Just as Picasso horrified most of Parisian sensibilities with African masks painted on Cubist paintings, so he was trying to warn Europe of the imperial explosion that entrenched the debacle of the Ist world War. His paintings however represented the clash of cultures and the clattering of modern instruments of destruction shrouded in the contempt he had towards Western culture, whilst misappropriating African Art as the currency of violence and degeneracy that forewarned the world of the War and augmented it.
In aesthetic terms, Picasso personified a world of darkness and hatred in a a primordial attempt to represent the world in trauma and agony - does this seem to be a positive representation of African masks that had a functional as well as artistic value? No! Modernism sacrificed African work for Western bastardization of African Art. Cultural imperialism had never so explicitly spawned itself within the early 20th century scene. But for the 'Atlantic enlightenment' (American patrons of Art), Impressionism would have died at its birth from the wounds of spiteful Parisian Art critics, and then Picasso would have been ignored. This is one way that nascent America changed outcomes for global benefit, another was the Spanish flu that American soldiers brought to the War in 1918 that did the exact opposite; perhaps that 'double-edged sword' cursed progress.
So , is it possible to argue that modernism brought more misery than it did offering hope?
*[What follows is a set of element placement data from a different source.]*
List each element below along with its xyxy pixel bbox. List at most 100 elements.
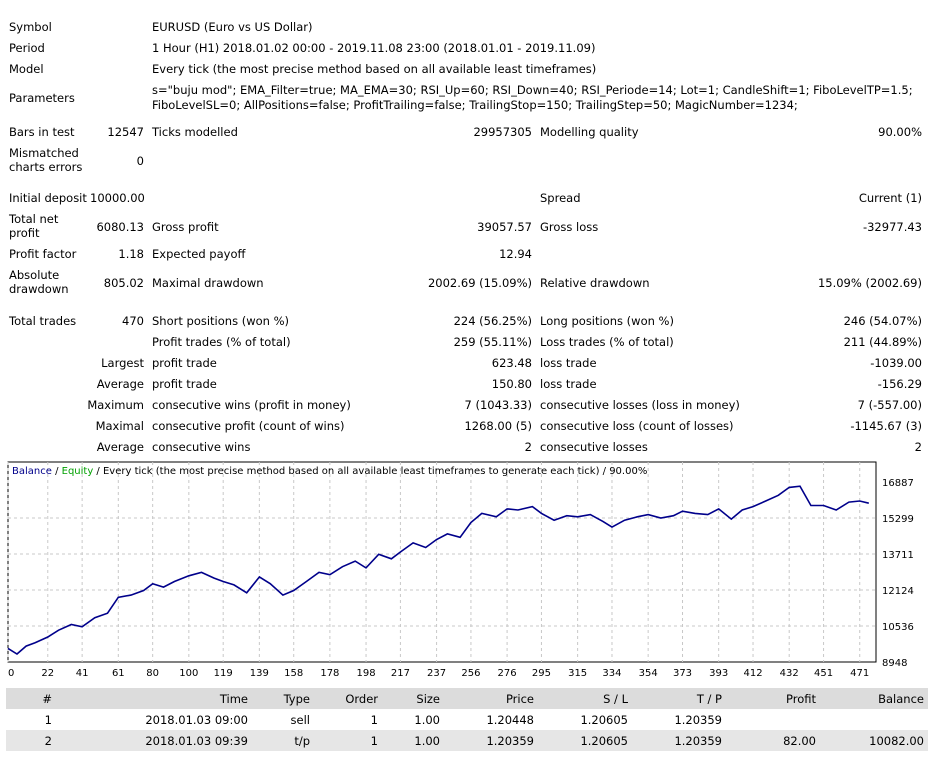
x-tick-label: 471 (850, 668, 869, 679)
y-axis-ticks: 16887 15299 13711 12124 10536 8948 (882, 478, 914, 669)
symbol-label: Symbol (9, 20, 52, 34)
ticks-value: 29957305 (473, 125, 532, 139)
deposit-label: Initial deposit (9, 191, 87, 205)
balance-chart: 16887 15299 13711 12124 10536 8948 0 22 41 61 80 1… (6, 460, 928, 680)
totaltrades-value: 470 (122, 314, 144, 328)
period-label: Period (9, 41, 45, 55)
netprofit-label: Total net profit (9, 212, 59, 240)
cell-time: 2018.01.03 09:00 (145, 712, 248, 727)
cell-number: 2 (6, 730, 56, 751)
maximalprofit-label: consecutive profit (count of wins) (152, 419, 345, 433)
cell-time: 2018.01.03 09:39 (56, 730, 252, 751)
ticks-label: Ticks modelled (152, 125, 238, 139)
maxconslosses-label: consecutive losses (loss in money) (540, 398, 740, 412)
y-tick-label: 8948 (882, 658, 907, 669)
x-tick-label: 139 (250, 668, 269, 679)
avgconslosses-value: 2 (914, 440, 922, 454)
x-tick-label: 217 (391, 668, 410, 679)
maxconswins-label: consecutive wins (profit in money) (152, 398, 351, 412)
x-tick-label: 0 (8, 668, 14, 679)
largest-loss-value: -1039.00 (870, 356, 922, 370)
bars-value: 12547 (107, 125, 144, 139)
legend-equity: Equity (62, 466, 94, 477)
payoff-value: 12.94 (499, 247, 532, 261)
mismatched-label: Mismatched charts errors (9, 146, 83, 174)
mismatched-value: 0 (136, 154, 144, 168)
col-number[interactable]: # (6, 688, 56, 709)
long-value: 246 (54.07%) (843, 314, 922, 328)
short-value: 224 (56.25%) (453, 314, 532, 328)
cell-tp: 1.20359 (632, 730, 726, 751)
short-label: Short positions (won %) (152, 314, 290, 328)
x-tick-label: 119 (214, 668, 233, 679)
x-tick-label: 61 (112, 668, 125, 679)
x-tick-label: 276 (498, 668, 517, 679)
avgconswins-label: consecutive wins (152, 440, 251, 454)
average-profit-value: 150.80 (491, 377, 532, 391)
y-tick-label: 10536 (882, 622, 914, 633)
cell-size: 1.00 (382, 730, 444, 751)
spread-value: Current (1) (858, 191, 922, 205)
y-tick-label: 15299 (882, 514, 914, 525)
model-label: Model (9, 62, 44, 76)
payoff-label: Expected payoff (152, 247, 246, 261)
grossprofit-label: Gross profit (152, 220, 219, 234)
x-tick-label: 22 (41, 668, 54, 679)
deposit-value: 10000.00 (90, 191, 145, 205)
plot-frame (7, 461, 877, 663)
model-value: Every tick (the most precise method base… (152, 62, 597, 76)
col-price[interactable]: Price (444, 688, 538, 709)
quality-label: Modelling quality (540, 125, 639, 139)
largest-profit-value: 623.48 (491, 356, 532, 370)
losstrades-label: Loss trades (% of total) (540, 335, 674, 349)
y-tick-label: 16887 (882, 478, 914, 489)
cell-number: 1 (44, 712, 52, 727)
cell-type: sell (290, 712, 310, 727)
table-row[interactable]: 1 2018.01.03 09:00 sell 1 1.00 1.20448 1… (6, 709, 928, 730)
col-sl[interactable]: S / L (538, 688, 632, 709)
x-tick-label: 451 (814, 668, 833, 679)
average-loss-value: -156.29 (877, 377, 922, 391)
largest-loss-label: loss trade (540, 356, 597, 370)
x-tick-label: 198 (357, 668, 376, 679)
x-tick-label: 158 (284, 668, 303, 679)
x-tick-label: 41 (76, 668, 89, 679)
period-value: 1 Hour (H1) 2018.01.02 00:00 - 2019.11.0… (152, 41, 596, 55)
profittrades-label: Profit trades (% of total) (152, 335, 291, 349)
spread-label: Spread (540, 191, 581, 205)
col-tp[interactable]: T / P (632, 688, 726, 709)
avgcons-label: Average (96, 440, 144, 454)
parameters-label: Parameters (9, 91, 75, 105)
profitfactor-value: 1.18 (118, 247, 144, 261)
chart-legend: Balance / Equity / Every tick (the most … (12, 466, 647, 477)
cell-profit: 82.00 (726, 730, 820, 751)
col-balance[interactable]: Balance (820, 688, 928, 709)
quality-value: 90.00% (878, 125, 922, 139)
maximalloss-value: -1145.67 (3) (850, 419, 922, 433)
average-label: Average (96, 377, 144, 391)
cell-price: 1.20448 (486, 712, 534, 727)
x-tick-label: 432 (780, 668, 799, 679)
symbol-value: EURUSD (Euro vs US Dollar) (152, 20, 313, 34)
cell-type: t/p (252, 730, 314, 751)
average-loss-label: loss trade (540, 377, 597, 391)
x-tick-label: 178 (320, 668, 339, 679)
col-time[interactable]: Time (56, 688, 252, 709)
col-profit[interactable]: Profit (726, 688, 820, 709)
table-row[interactable]: 2 2018.01.03 09:39 t/p 1 1.00 1.20359 1.… (6, 730, 928, 751)
y-tick-label: 13711 (882, 550, 914, 561)
losstrades-value: 211 (44.89%) (843, 335, 922, 349)
maximal-label: Maximal (95, 419, 144, 433)
netprofit-value: 6080.13 (96, 220, 144, 234)
bars-label: Bars in test (9, 125, 75, 139)
maxdrawdown-label: Maximal drawdown (152, 276, 264, 290)
largest-label: Largest (101, 356, 144, 370)
x-tick-label: 354 (639, 668, 658, 679)
legend-separator: / (52, 466, 62, 477)
col-order[interactable]: Order (314, 688, 382, 709)
maximum-label: Maximum (87, 398, 144, 412)
col-type[interactable]: Type (252, 688, 314, 709)
x-tick-label: 80 (146, 668, 159, 679)
col-size[interactable]: Size (382, 688, 444, 709)
parameters-value-line1: s="buju mod"; EMA_Filter=true; MA_EMA=30… (152, 83, 913, 97)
Was modernism a war too? Can we now understand why 21st century Art world has suppressed the medium of Painting because it was the main medium that weaponized to destroy more than it created? Did it become a 'secular religion' of confrontation?As we recover from the dark times of the Cold War is it now possible to wrench modernism from yesterday's cynicism? If we can, is it possible to see that semi-abstract and abstract images adorn our modern 21st century world on every advert or social media experiences, and these images are progressive in our own homes? Sure, back-channeling of Conceptual Art maintains its supremacy, but has Modernistic imagery ever been so popular and functional? The west has its own 'African Mask' that redeems us from the shadows of ignorance and prejudice.....it's called modernism of the 21st century!